The minibreak, a holiday weekend currently being promoted by the European travel industry as a quick and easy way to relax away from life’s stresses, may actually “do more harm than good,” reports the Guardian newspaper of London. According to cardiologist Dr. Walter Pasini, of the World Health Organization, packing, rushing to an airport, and flying, along with changes in temperature, food, and time zones, contribute to exhaustion and are potentially dangerous. The body takes a few days to relax and adjust to a different climate and life-style, and when this does not happen, the circulation and sleep patterns are adversely affected. Dr. Pasini’s study “found that those who snatched a few days away were 17% more likely to have a heart attack and 12% more likely to have a car crash than those who took a week or more off,” the paper said. “My message is not that short breaks are inherently dangerous, but that people should take care and prepare properly,” said Dr. Pasini, quoted in the London Daily Telegraph. “People now take shorter and shorter vacations and race around trying to pack everything into a few days, but that is not a good way to relax. In fact, it is very stressful.”
“Rattlesnakes can strike you from beyond the grave—and this bizarre form of posthumous revenge is surprisingly common,” reports New Scientist. Of 34 patients treated for rattlesnake bites in Arizona, U.S.A., over an 11-month period, 5 said that the snake attacked them after it had been killed, say two doctors studying the phenomenon. One victim shot a snake, cut off its body below the head, waited for it to stop moving, and then picked up the head.
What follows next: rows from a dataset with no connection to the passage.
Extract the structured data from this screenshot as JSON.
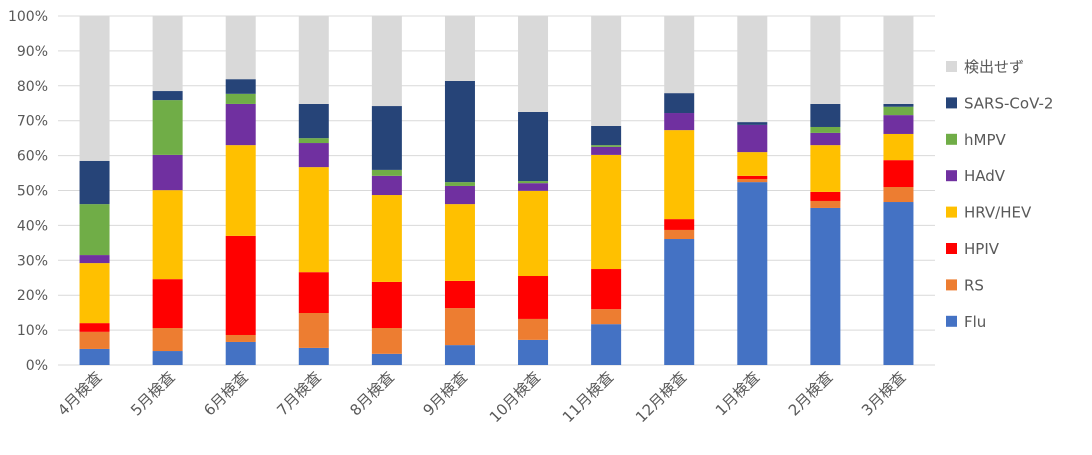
{
  "chart_data": {
    "type": "bar",
    "stacked": true,
    "title": "",
    "xlabel": "",
    "ylabel": "",
    "ylim": [
      0,
      100
    ],
    "yticks": [
      "0%",
      "10%",
      "20%",
      "30%",
      "40%",
      "50%",
      "60%",
      "70%",
      "80%",
      "90%",
      "100%"
    ],
    "grid": true,
    "legend_position": "right",
    "categories": [
      "4月検査",
      "5月検査",
      "6月検査",
      "7月検査",
      "8月検査",
      "9月検査",
      "10月検査",
      "11月検査",
      "12月検査",
      "1月検査",
      "2月検査",
      "3月検査"
    ],
    "series": [
      {
        "name": "Flu",
        "color": "#4472C4",
        "values": [
          4.6,
          4.0,
          6.6,
          4.9,
          3.2,
          5.7,
          7.2,
          11.7,
          36.1,
          52.4,
          45.0,
          46.7
        ]
      },
      {
        "name": "RS",
        "color": "#ED7D31",
        "values": [
          4.9,
          6.6,
          2.0,
          10.0,
          7.4,
          10.6,
          6.0,
          4.3,
          2.6,
          0.9,
          2.0,
          4.3
        ]
      },
      {
        "name": "HPIV",
        "color": "#FF0000",
        "values": [
          2.5,
          14.0,
          28.4,
          11.7,
          13.2,
          7.8,
          12.3,
          11.5,
          3.1,
          0.9,
          2.6,
          7.7
        ]
      },
      {
        "name": "HRV/HEV",
        "color": "#FFC000",
        "values": [
          17.2,
          25.5,
          26.0,
          30.1,
          24.9,
          22.0,
          24.4,
          32.7,
          25.5,
          6.8,
          13.4,
          7.5
        ]
      },
      {
        "name": "HAdV",
        "color": "#7030A0",
        "values": [
          2.3,
          10.1,
          11.8,
          6.9,
          5.5,
          5.2,
          2.2,
          2.3,
          4.9,
          7.8,
          3.5,
          5.4
        ]
      },
      {
        "name": "hMPV",
        "color": "#70AD47",
        "values": [
          14.6,
          15.7,
          2.9,
          1.4,
          1.7,
          1.1,
          0.6,
          0.5,
          0,
          0,
          1.7,
          2.4
        ]
      },
      {
        "name": "SARS-CoV-2",
        "color": "#264478",
        "values": [
          12.4,
          2.6,
          4.2,
          9.8,
          18.3,
          29.0,
          19.8,
          5.5,
          5.7,
          0.8,
          6.6,
          0.8
        ]
      },
      {
        "name": "検出せず",
        "color": "#D9D9D9",
        "values": [
          41.5,
          21.5,
          18.1,
          25.2,
          25.8,
          18.6,
          27.5,
          31.5,
          22.1,
          30.4,
          25.2,
          25.2
        ]
      }
    ]
  }
}
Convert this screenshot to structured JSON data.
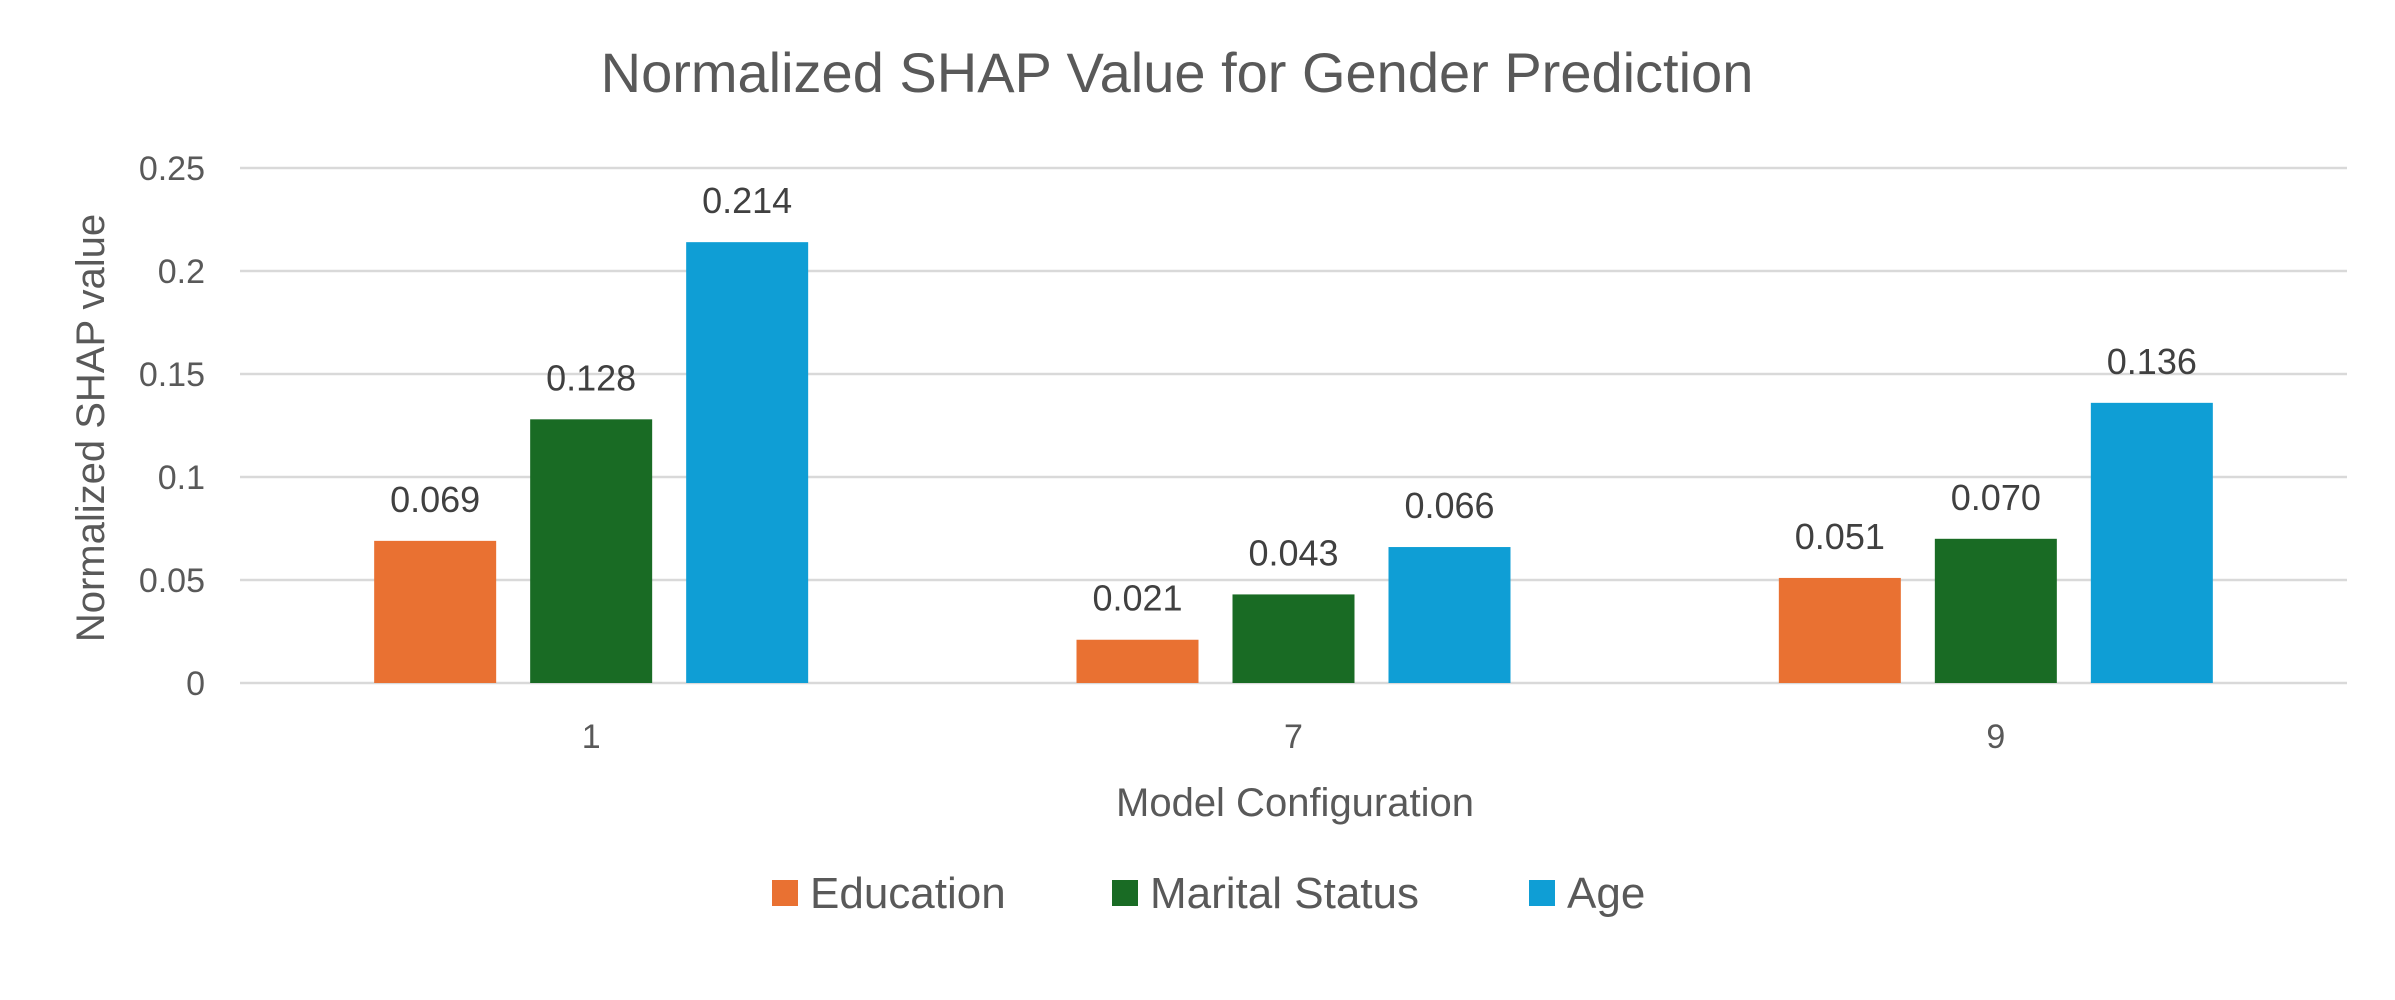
{
  "chart_data": {
    "type": "bar",
    "title": "Normalized SHAP Value for Gender Prediction",
    "xlabel": "Model Configuration",
    "ylabel": "Normalized SHAP value",
    "categories": [
      "1",
      "7",
      "9"
    ],
    "series": [
      {
        "name": "Education",
        "color": "#E97132",
        "values": [
          0.069,
          0.021,
          0.051
        ],
        "labels": [
          "0.069",
          "0.021",
          "0.051"
        ]
      },
      {
        "name": "Marital Status",
        "color": "#196B24",
        "values": [
          0.128,
          0.043,
          0.07
        ],
        "labels": [
          "0.128",
          "0.043",
          "0.070"
        ]
      },
      {
        "name": "Age",
        "color": "#0F9ED5",
        "values": [
          0.214,
          0.066,
          0.136
        ],
        "labels": [
          "0.214",
          "0.066",
          "0.136"
        ]
      }
    ],
    "ylim": [
      0,
      0.25
    ],
    "yticks": [
      0,
      0.05,
      0.1,
      0.15,
      0.2,
      0.25
    ],
    "ytick_labels": [
      "0",
      "0.05",
      "0.1",
      "0.15",
      "0.2",
      "0.25"
    ],
    "grid": true,
    "legend_position": "bottom"
  }
}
It lunged and bit him on both hands. Previous studies have shown that a severed rattlesnake head “will try to attack objects waved in front of it for up to an hour after death,” the magazine states. Herpetologists believe that this is “a reflex action, triggered by infrared sensors in the ‘pit organ’, a structure between the nostril and eye that detects body heat.” Dr. Jeffrey Suchard warns that a decapitated rattler should be treated as a “very short snake.” “If you really have to touch it,” he said, “I suggest you use a very long stick.”